The choir has participated at opera productions at the festivals in Estonia, in Luxembourg Grand Theatre, at the Bremen Music Festival, at Mozartwoche in Salzburg, at the Festival Aix-en-Provence in France.
The EPCC has cooperated with a number of outstanding conductors including Claudio Abbado, Helmuth Rilling, Sir Colin Davis, Eric Ericson, Christoph Poppen, Marc Minkowski, Neeme Järvi, Paavo Järvi, Olari Elts, Nikolai Alekseyev, Andrew Lawrence-King, Roland Böer, Frieder Bernius, Ward Swingle, Stephen Layton, Avner Biron and many others.
The list of orchestras includes many internationally famous music group as the Norwegian, Australian, Lithuanian, Prague and Stuttgart Chamber Orchestras, Mahler Chamber Orchestra, Berlin Rundfunk Orchestra, Concerto Copenhagen, Concerto Palatino, Salzburg Camerata, Les Musiciens du Louvre-Grenoble, Ensemble Orchestral de Paris, The Israel Camerata, Estonian National Symphony Orchestra, the Tallinn Chamber Orchestra and others.

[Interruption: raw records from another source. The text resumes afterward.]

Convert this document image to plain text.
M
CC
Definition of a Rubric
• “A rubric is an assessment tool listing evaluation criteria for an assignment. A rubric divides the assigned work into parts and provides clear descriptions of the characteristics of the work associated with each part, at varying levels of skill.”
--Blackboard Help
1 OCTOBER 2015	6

Another important aspect of the choir’s work is recording music, with the yearly 1–3 CDs for labels as ECM, Virgin Classics, Carus, Harmonia Mundi, Ondine. There are more than 40 CDs recorded, many of them have won high critical acclaim, for instance a Grammy for Arvo Pärt. Da Pacem (2007, Harmonia Mundi, Paul Hillier), about 15 Grammy-nominees (for the recordings of Arvo Pärt, Erkki-Sven Tüür and Baltic Voices CD series), Diapason d’Or and other prizes.
Estonian Philharmonic Chamber Choir at Milton Court Concert Hall – Tuesday, January 30, 2018
…we could always bask in the choir’s perfect intonation, dazzling clean tone and unanimity of attack. Every vocal strand had depth, not least the basses, who rooted the textures with a rounded solidity…
Geoff Brown, February 1 2018, The Times
This was a beautifully planned showcase for the Estonian Philharmonic Chamber Choir under its Latvian conductor Kaspars Putniņš, poised between the introspective and the extrovert both within the all-Pärt first half and what followed after the interval, where Estonian composers no less precious than Pärt to their compatriots framed the late Jonathan Harvey’s mesmerising seraphics. And this Estonia 100 concert represented not just national pride but, with good enunciation in five languages, what makes this small Baltic country a paragon of doing right by the European project.